Diyarbakır Kent Koruma ve Dayanışma Platformu, Diyarbakır 5 Nolu Cezaevi’nin müzeye dönüştürülmesi projesine ilişkin Diyarbakır Gazeteciler Cemiyeti’nde basın açıklaması yaptı. Açıklamayı Diyarbakır Baro Başkanı Nihat Eren okudu.
5 Nolu Cezaevinin tarihsel süreçlerine değinen Eren,“ 4 Temmuz 1980 yılında açılan Diyarbakır 5 Nolu Askeri Cezaevi, açılmasının hemen akabinde gerçekleşen 12 Eylül Askeri Darbe sonrası Kürt halkının hafızından asla silinmeyecek ağır insan hakları ihlaline konu suçların işlendiği bir merkez haline gelmiştir. Askeri darbe sonrasında, cezaevinde tutulan mahpuslar yoğun fiziki ve psikolojik işkencelere maruz kalmış; çok sayıda mahpus yaşamını yitirmiş ya da kalıcı sağlık problemlerine yakalanmıştır. Mahpus ve yakınları üzerinde yarattığı travmanın etkileri de hala devam etmektedir. Bütün bu yaşananlara rağmen cezaevi 40 yıl daha kullanılmış ve son olarak Diyarbakır E Tipi Kapalı Cezaevi olan ismiyle 2022 yılında kullanıma kapatılmıştır.
Diyarbakır 5 No.lu Askeri Cezaevi, ülkede hakikat ve yüzleşme mekanizmasının sağlanabilmesine aracılık edecek en önemli mekânlardan birisidir.
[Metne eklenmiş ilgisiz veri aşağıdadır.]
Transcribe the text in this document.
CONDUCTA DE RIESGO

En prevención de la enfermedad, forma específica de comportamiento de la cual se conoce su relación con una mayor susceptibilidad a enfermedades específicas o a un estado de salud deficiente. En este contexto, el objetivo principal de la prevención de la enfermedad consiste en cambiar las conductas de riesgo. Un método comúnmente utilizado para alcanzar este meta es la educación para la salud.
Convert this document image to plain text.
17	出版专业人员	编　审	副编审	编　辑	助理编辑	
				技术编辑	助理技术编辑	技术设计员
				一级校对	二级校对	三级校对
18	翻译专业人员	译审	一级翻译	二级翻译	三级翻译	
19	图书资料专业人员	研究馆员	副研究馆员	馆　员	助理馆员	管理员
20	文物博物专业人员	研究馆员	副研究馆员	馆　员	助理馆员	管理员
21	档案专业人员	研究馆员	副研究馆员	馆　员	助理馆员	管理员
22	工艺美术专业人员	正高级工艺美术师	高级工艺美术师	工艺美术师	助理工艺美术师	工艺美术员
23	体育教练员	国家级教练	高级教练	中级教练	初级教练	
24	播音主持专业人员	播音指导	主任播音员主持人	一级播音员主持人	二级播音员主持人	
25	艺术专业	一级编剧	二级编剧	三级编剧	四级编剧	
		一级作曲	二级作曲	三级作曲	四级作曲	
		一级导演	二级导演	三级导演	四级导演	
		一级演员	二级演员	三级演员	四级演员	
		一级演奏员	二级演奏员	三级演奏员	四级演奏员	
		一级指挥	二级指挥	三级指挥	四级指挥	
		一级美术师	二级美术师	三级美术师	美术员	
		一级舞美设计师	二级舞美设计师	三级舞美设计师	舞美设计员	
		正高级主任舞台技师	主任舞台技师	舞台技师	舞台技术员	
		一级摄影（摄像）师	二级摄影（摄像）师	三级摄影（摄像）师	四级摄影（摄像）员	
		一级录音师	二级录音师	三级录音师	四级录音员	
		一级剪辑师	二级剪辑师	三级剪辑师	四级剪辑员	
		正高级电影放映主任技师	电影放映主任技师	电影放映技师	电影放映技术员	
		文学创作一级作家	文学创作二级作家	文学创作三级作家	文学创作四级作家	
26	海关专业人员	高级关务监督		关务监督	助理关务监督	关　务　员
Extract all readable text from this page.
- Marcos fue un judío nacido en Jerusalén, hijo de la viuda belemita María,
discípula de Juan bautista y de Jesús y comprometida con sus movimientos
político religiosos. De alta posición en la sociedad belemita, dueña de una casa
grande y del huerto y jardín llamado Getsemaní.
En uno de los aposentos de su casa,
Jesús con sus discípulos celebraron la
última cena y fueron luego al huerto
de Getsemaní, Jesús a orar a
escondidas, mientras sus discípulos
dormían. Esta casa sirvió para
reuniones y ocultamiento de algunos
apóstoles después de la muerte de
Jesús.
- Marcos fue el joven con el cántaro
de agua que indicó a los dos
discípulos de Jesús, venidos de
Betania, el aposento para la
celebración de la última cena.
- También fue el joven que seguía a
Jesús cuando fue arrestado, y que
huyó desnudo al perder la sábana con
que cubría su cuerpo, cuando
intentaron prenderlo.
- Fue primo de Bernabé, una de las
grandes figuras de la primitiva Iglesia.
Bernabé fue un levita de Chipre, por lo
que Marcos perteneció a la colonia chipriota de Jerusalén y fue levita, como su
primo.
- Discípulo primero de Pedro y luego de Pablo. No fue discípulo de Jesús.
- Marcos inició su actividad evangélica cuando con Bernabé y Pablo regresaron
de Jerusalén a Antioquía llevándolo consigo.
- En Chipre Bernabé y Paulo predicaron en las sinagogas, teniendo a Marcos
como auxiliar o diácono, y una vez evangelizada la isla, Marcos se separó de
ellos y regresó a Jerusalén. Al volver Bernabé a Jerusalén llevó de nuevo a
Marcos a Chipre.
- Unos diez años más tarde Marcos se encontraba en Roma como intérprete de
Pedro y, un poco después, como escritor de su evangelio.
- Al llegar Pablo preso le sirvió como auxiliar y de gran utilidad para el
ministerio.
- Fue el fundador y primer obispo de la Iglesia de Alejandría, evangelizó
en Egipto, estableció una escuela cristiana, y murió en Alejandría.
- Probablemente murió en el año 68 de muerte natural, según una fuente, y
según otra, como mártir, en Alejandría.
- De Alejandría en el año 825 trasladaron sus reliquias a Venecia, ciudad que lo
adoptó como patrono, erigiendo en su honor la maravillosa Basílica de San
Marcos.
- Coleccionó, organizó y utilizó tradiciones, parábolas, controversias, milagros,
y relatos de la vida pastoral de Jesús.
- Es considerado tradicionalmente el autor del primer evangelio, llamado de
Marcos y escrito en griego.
Başta Kürtler olmak üzere, iktidardan farklı düşünenlerin hapsedilerek gerçekleştirilen hak ihlallerinin canlı bir hafıza merkezidir. Dolayısıyla hakikati ifşa, yüzleşmeyi sağlama ve insan haklarına dayalı bir yönetim anlayışının inşası için bu hafızanın diri tutulması elzemdir” dedi.
‘PROJE ÖZEL BİR ŞİRKETE İHALE EDİLDİ’
Diyarbakır 5 Nolu Cezaevi’nin projesinin özel bir şirkete ihale edildiğini belirten Eren, “Özellikle 78’liler Girişiminin kurduğu “Diyarbakır Cezaevi Gerçeği ile Yüzleşme ve Adalet Komisyonu” ile birçok sivil toplum ve meslek örgütü; 12 Eylül 2007 tarihinden bugüne kadar gerçekleştirdikleri yüzleşme görüşmeleri, paneller, resim ve fotoğraf sergileri, kısa metrajlı filmler, belgeseller, radyo ve TV programları, anmalar, sıç duyuruları ve yayınladıkları kitap ve dergiler vasıtasıyla Diyarbakır 5 No.lu Askeri Cezaevinde yaşanan vahşeti ve yarattığı tahribatı ülke ve dünya kamuoyunun gündemine taşımışlardır. Bütün bu çabalar Diyarbakır Cezaevinin, İnsanlık onuruna karşı işlenen suçların bir daha yaşanmaması için farkındalık oluşturacak bir insan hakları müzesine dönüştürülmesini sağlamaktı. Diyarbakır Cezaevinin müzeye dönüştürülmesi fikri geçmişte iktidar yetkileri tarafından zaman zaman gündeme getirilmiştir. Yakın zamanda Cezaevinin Anı ve Etnoğrafya Müzesine dönüştürülmek üzere özel bir şirkete ihale edildiği öğrenilmiş bulunmaktayız“ diye konuştu.
“İNSAN HAKLARI MÜZESİ” NE DÖNÜŞTÜRÜLSÜN
Proje aşmasında kentin dinamiklerinin de yer almasını talep eden Eren,“ Biz aşağıda imzası bulunan sivil toplum, meslek ve iş örgütleri; Diyarbakır 5 No.lu Askeri Cezaevinin her sanitmetre karesinin, tarihi gerçekliğine bağlı bir biçimde, hakikat ve yüzleşme mekânı kimliğiyle, “İnsan Hakları Müzesi” ne dönüştürülmesini talep ediyor; Bu amaçla proje aşamasına söz konusu döneme tanıklık edenlerin, mağdurların ve kentteki STK’ların dâhil edilmesini istiyoruz” dedi.